Sunday, December 9, 2012

Nuclear Winter


By Robert Lamb 

Call it par­anoia or keen insight, but humans have long pondered the possibility that the end of the world won't come as the result of warring gods or cosmic mishap, but due to our own self-destructive tendencies. Once nomads in the primordial wilds, we've climbed a ladder of technology, taken on the mantle of civilization and declared ourselves masters of the planet. But how long can we lord over our domain without destroying ourselves? After all, if we learned nothing else from "2001: A Space Odyssey" it's that if you give a monkey a bone, it inevitably will beat another monkey to death with it.
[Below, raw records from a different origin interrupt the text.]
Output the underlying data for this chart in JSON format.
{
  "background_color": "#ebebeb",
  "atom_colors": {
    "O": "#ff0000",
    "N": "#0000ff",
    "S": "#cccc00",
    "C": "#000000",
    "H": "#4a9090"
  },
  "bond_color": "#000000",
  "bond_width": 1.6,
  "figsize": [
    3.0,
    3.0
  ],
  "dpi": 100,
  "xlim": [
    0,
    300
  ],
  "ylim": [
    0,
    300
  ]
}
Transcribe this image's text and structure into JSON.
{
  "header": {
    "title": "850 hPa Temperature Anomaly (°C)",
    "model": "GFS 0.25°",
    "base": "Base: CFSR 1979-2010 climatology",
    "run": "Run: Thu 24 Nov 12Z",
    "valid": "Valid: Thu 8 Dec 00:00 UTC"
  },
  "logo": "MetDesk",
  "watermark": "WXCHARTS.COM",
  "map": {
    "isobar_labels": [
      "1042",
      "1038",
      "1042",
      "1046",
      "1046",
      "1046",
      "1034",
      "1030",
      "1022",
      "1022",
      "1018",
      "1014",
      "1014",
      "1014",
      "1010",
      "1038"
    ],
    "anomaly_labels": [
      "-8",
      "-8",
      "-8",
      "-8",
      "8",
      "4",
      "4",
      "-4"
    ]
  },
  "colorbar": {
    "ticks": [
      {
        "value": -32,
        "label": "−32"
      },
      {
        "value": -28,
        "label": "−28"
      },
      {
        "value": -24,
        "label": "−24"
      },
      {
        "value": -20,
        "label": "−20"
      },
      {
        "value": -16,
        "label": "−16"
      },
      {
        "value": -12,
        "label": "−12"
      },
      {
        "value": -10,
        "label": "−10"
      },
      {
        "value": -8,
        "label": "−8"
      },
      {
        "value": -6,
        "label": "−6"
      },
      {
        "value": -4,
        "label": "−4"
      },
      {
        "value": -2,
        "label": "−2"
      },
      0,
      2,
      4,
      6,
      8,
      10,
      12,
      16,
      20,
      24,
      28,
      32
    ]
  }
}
Genetically fused to our savage past, we've cut a blood-drenched trail through the centuries. We've destroyed civilizations, waged war and scarred the face of the planet with our progress - and our weapons have grown more powerful. Following the first successful test of a nuclear weapon on July 16, 1945, Manhattan Project director J. Robert Oppenheimer brooded on the dire implications. Later, he famously invoked a quote from the Bhagavad Gita: "Now I am become death, the destroyer of worlds." 
 
In the decades following that detonation, humanity quaked with fear at atomic weaponry. As the global nuclear arsenal swelled, so, too, did our dread of the breed of war we might unleash with it. As scientists researched the possible ramifications of such a conflict, a new term entered the public vernacular: nuclear winter. If the sight of a mushroom cloud burning above the horizon suggests that the world might end with a bang, then nuclear winter presents the notion that post-World War III humanity might very well die with a whimper.

Since the early 1980s, this scenario has permeated our most dismal visions of the future: Suddenly, the sky blazes with the radiance of a thousand suns. Millions of lives burn to ash and shadow. Finally, as nuclear firestorms incinerate cities and fo­rests, torrents of smoke ascend into the atmosphere to entomb the planet in billowing, black clouds of ash.

The result is noontime darkness, plummeting temperatures and the eventual death of life on planet Earth.